Fonctionnement de l’outil Champ de vision géodésique
Disponible avec une licence Spatial Analyst.
Disponible avec une licence 3D Analyst.
L’outil Geodesic Viewshed (Champ de vision géodésique) détermine les localisations visibles de la surface sur un ensemble de points ou de polylignes d’observation, à l’aide de méthodes géodésiques. L’outil transforme la surface d’élévation en un système de coordonnées 3D géocentriques et applique des lignes de visée 3D au centre de chaque cellule transformée. Il exploite la puissance d’une unité de traitement graphique (GPU), si votre système en est doté. Il tient compte, éventuellement, de l’incertitude verticale ou de l’erreur que présente la surface d’élévation en entrée. Il peut également générer une table de relations point d’observation-région pour un maximum de 32 points d’observation (points, multipoints ou polylignes) pouvant être reliés à la classe d’entités des points d’observation en entrée.
Puisque le calcul est effectué dans un véritable système de coordonnées 3D, l’outil Champ de vision géodésique n’a pas besoin du paramètre de correction de la courbure de la Terre. Il utilise également les unités z de la référence spatiale en entrée, si elle est disponible, plutôt qu’un paramètre de facteur z. Enfin, puisque chaque ligne de visée 3D est évaluée indépendamment des autres lignes de visée, il évite certaines erreurs pouvant s’introduire dans un algorithme de champ de vision basé sur un front d’ondes (la famille de champs de vision existante des outils de géotraitement, par exemple). Ainsi, l’outil Champ de vision géodésique produit une visibilité et des surfaces au-dessus du niveau du sol (AGL) plus précises que l’outil Champ de vision.
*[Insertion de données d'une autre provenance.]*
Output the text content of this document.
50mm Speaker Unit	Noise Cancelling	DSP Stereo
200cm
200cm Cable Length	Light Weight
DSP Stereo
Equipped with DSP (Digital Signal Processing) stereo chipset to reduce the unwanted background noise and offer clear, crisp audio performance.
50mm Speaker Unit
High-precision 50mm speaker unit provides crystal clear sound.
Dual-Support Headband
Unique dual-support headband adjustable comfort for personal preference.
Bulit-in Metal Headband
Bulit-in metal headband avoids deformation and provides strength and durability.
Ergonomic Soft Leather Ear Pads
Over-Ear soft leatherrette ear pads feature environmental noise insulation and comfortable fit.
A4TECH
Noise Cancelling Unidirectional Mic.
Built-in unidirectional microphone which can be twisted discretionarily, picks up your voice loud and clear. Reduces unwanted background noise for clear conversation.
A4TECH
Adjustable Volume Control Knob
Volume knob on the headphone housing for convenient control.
Détermination de la visibilité
Cet outil utilise des points 3D géocentriques pour les points d’observation, les cibles et les centres des cellules de la surface d’élévation. Une cible est le centre d’une cellule de surface auquel est ajouté un décalage supplémentaire facultatif. Un système de coordonnées 3D géocentriques est un système de coordonnées cartésiennes orienté à droite dont l’origine \(C\) est le centre de la Terre, l’axe \(x\) désignant l’intersection du premier méridien et de l’équateur, l’axe \(z\) désignant le pôle Nord et l’axe \(y\) pivotant à 90 degrés dans le sens horaire à partir de l’axe \(x\) et orienté vers le bas à partir du pôle Nord. La figure ci-dessous donne un exemple de localisation cible \(T\) exprimé avec des coordonnées géocentriques.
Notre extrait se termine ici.